BAGHDAD, 10 Aug 2005 (IRIN) - The start of the academic year for schools and universities in Iraq could be delayed by widespread insecurity, especially if a surge in terrorist attacks derails or delays the constitutional drafting process, according to local government officials.

“If the situation of insecurity in the country worsens still further and there is a delay in the presentation of the new constitution, we are going to be forced to delay the educational year to guarantee the security of students countrywide, as well as of teachers and other staff," said Ahmed Abdul Rahman, a senior official in the Ministry of Education.

The draft constitution is due to be completed on 15 August, after which it is to be referred to the National Assembly for debate.

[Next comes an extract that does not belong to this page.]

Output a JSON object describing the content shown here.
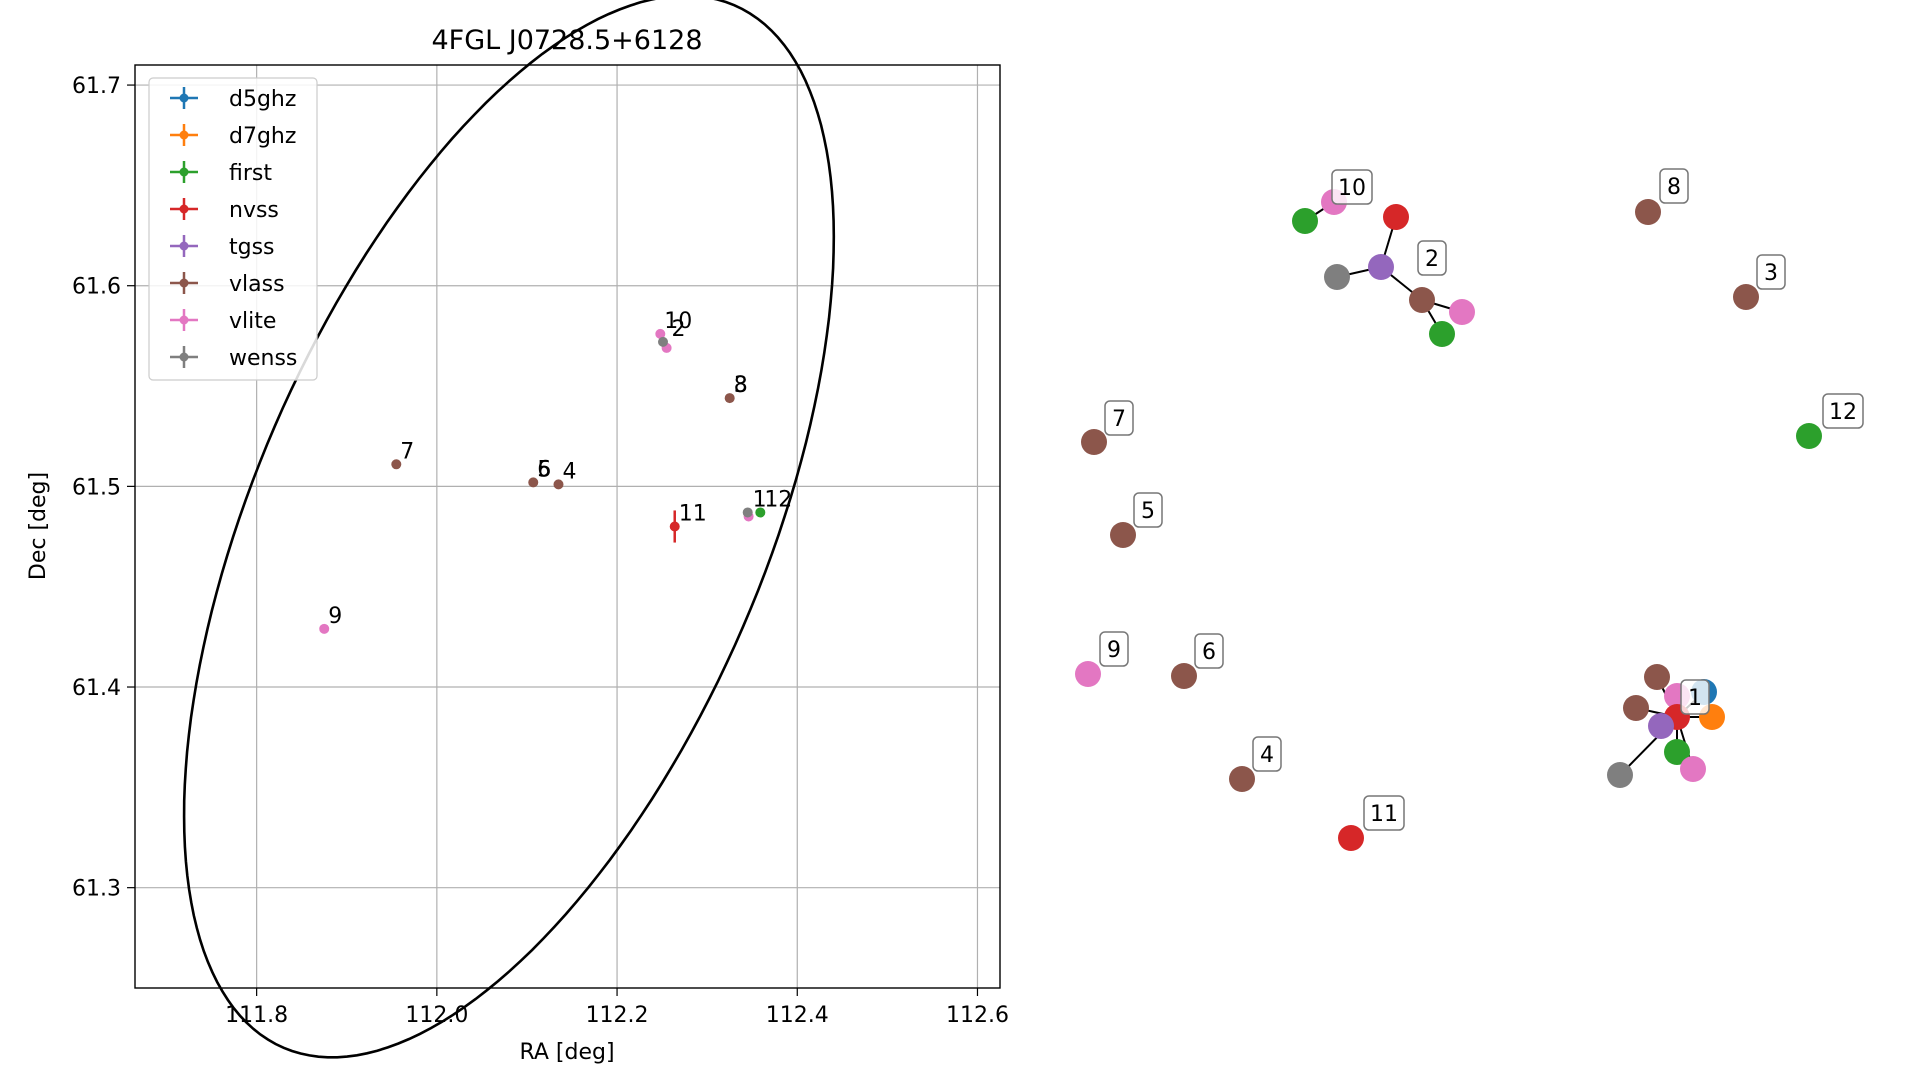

A deteriorating security situation in Iraq has caused parents to fear for students going to school, and also increased teachers’ concern for their own safety, according to Abdul Rahman.

“Each day, more attacks are happening [somewhere] in the country,” Abdul Rahman said.

“The capital, Baghdad, has been one of the most affected areas in Iraq and, last year, the quality of our education decreased shockingly,” he added. “We may not have any other choice than to delay the current academic year in schools.”

The school year is due to start on 11 September but may have to be postponed to the end of October, local officials suggested. By then, they hope, tensions around the constitutional transition and the insecurity currently prevailing may have eased.

“The drafting of the constitution has brought an increase in insurgency attacks and disorganisation around security issues in Iraq,” said Zacarias al-Fardi, a senior official in the Ministry of the Interior.

“Differences from local senior officials’ opinions – those responsible for its writing – have elevated the disorder and terrorism attacks,” he said.

Al-Fardi said the ministry is taking all the measures it can to prevent generalised insecurity being a reason to postpone the return to school, but that the problem lay not only in its hands since insecurity is a key problem for the government and country as a whole.

Meanwhile, Iraqis suffer the ill effects of an education system under severe pressure and with declining standards.

Suheyla Hussein, 34, a Baghdad resident, complained that the combination of insecurity and educational decline was not new, and said that her children had not learned anything new in the last year.

“My daughter has passed to a new school degree,” she said, “but I can guarantee that she has not learned anything new - just few subjects, which were incomplete and without meaning,” she said.

Abdul Rahman suggested that the reason for such a bad year in education was that most teachers were afraid to stay long hours in schools, and try to finish their lessons as early as possible to get off the streets to the relative safety of their homes.

The families of many students with the means to do so have now started to search for ways to have their children educated outside Iraq – in Jordan or Syria, for instance – despite the expense involved, according to local observers.

“My husband went to Jordan searching for a possibility of getting a place for our children in their schools,” Suaad Munir, a mother of four, told IRIN in Baghdad, “because if this year continues like last year, they are not going to learn anything.